Выбрать главу

Коренным образом переориентируя внешнюю политику России, царь крайне тяжело переживал незавершенность успешна начатых им южных дел. Психологически ему очень сложно было смириться с мыслью, что все те огромные усилия и средства, вложенные в борьбу с Турцией, в сущности, оказались напрасными. И все же Петр в последний раз решает вырвать у Порты дипломатическими средствами то, что он не успел осуществить силой оружия. Направляя в Константинополь для переговоров с Турцией своего посла Е. И. Украинцева, он вновь требует реализации своей программы-максимум, которую русская делегация отстаивала еще на Карловицком конгрессе.

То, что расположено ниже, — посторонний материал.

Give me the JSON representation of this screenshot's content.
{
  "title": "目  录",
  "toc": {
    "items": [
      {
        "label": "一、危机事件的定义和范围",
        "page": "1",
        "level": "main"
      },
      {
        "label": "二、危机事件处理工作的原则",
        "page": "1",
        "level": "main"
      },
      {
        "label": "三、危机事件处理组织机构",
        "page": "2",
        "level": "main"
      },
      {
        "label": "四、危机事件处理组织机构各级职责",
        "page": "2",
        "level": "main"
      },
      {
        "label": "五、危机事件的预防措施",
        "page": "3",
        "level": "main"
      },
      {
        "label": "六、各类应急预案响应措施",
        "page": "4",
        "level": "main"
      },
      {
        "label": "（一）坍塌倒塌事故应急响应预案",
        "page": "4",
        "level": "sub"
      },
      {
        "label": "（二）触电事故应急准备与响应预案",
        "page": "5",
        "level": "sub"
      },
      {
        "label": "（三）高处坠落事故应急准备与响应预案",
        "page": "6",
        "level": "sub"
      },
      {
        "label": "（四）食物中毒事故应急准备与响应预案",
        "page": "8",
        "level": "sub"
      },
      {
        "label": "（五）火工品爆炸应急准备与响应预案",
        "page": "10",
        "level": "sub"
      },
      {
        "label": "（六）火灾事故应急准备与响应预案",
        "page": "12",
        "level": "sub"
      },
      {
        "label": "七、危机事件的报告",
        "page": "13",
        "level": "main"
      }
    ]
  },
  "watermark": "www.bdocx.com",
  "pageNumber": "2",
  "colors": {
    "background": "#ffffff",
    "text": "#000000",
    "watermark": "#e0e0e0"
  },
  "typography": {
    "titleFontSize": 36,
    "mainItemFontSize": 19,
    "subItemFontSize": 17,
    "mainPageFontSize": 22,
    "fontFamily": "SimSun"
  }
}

В августе подготовка посольства Украинцева была закончена. Понимая всю сложность возложенных на нее задач, Петр решает подкрепить свою дипломатию внушительной демонстрацией военно-морской мощи России. Украинцев и сопровождавшие его лица прибыли в Константинополь на тридцатипушечном корабле «Крепость», который до Керчи сопровождала эскадра из 22 военных судов. Однако гром артиллерийского салюта с «Крепости», возвестивший о прибытии русской миссии, вызвал в султанском дворце совершенно иную реакцию. В правящих кругах Турции стали раздаваться голоса о страшной опасности, нависшей над Блистательной Портой с севера, и о немедленной ликвидации этой угрозы до того, как царь добавит к этому кораблю десятка три ему подобных. Эти настроения в османском правительстве, естественно, не могли не сказаться на позиции турецкой стороны в ее переговорах с русскими дипломатами. Требования Украинцевым Керчи и свободы русской торговли встретили решительный отпор турок, заявивших, что это будет возможно лишь тогда, «когда Турское государство падет и вверх ногами обратится». Послы морских держав, заинтересованные в продолжении войны, активно подводили султана к идее реванша и отбрасывания России за пределы Таврии. Украинцев писал царю, что «послы английский и голландский во всем держат крепко турецкую сторону, и больше хотят им всякого добра, нежели тебе, Великому государю». Переговоры застыли на мертвой точке, что давало пищу для слухов о их провале и подготовке обеих сторон к новой войне.

Ситуация, сложившаяся на переговорах в Константинополе, активизировала усилия русской дипломатий по консолидации антишведских сил в рамках военной коалиции.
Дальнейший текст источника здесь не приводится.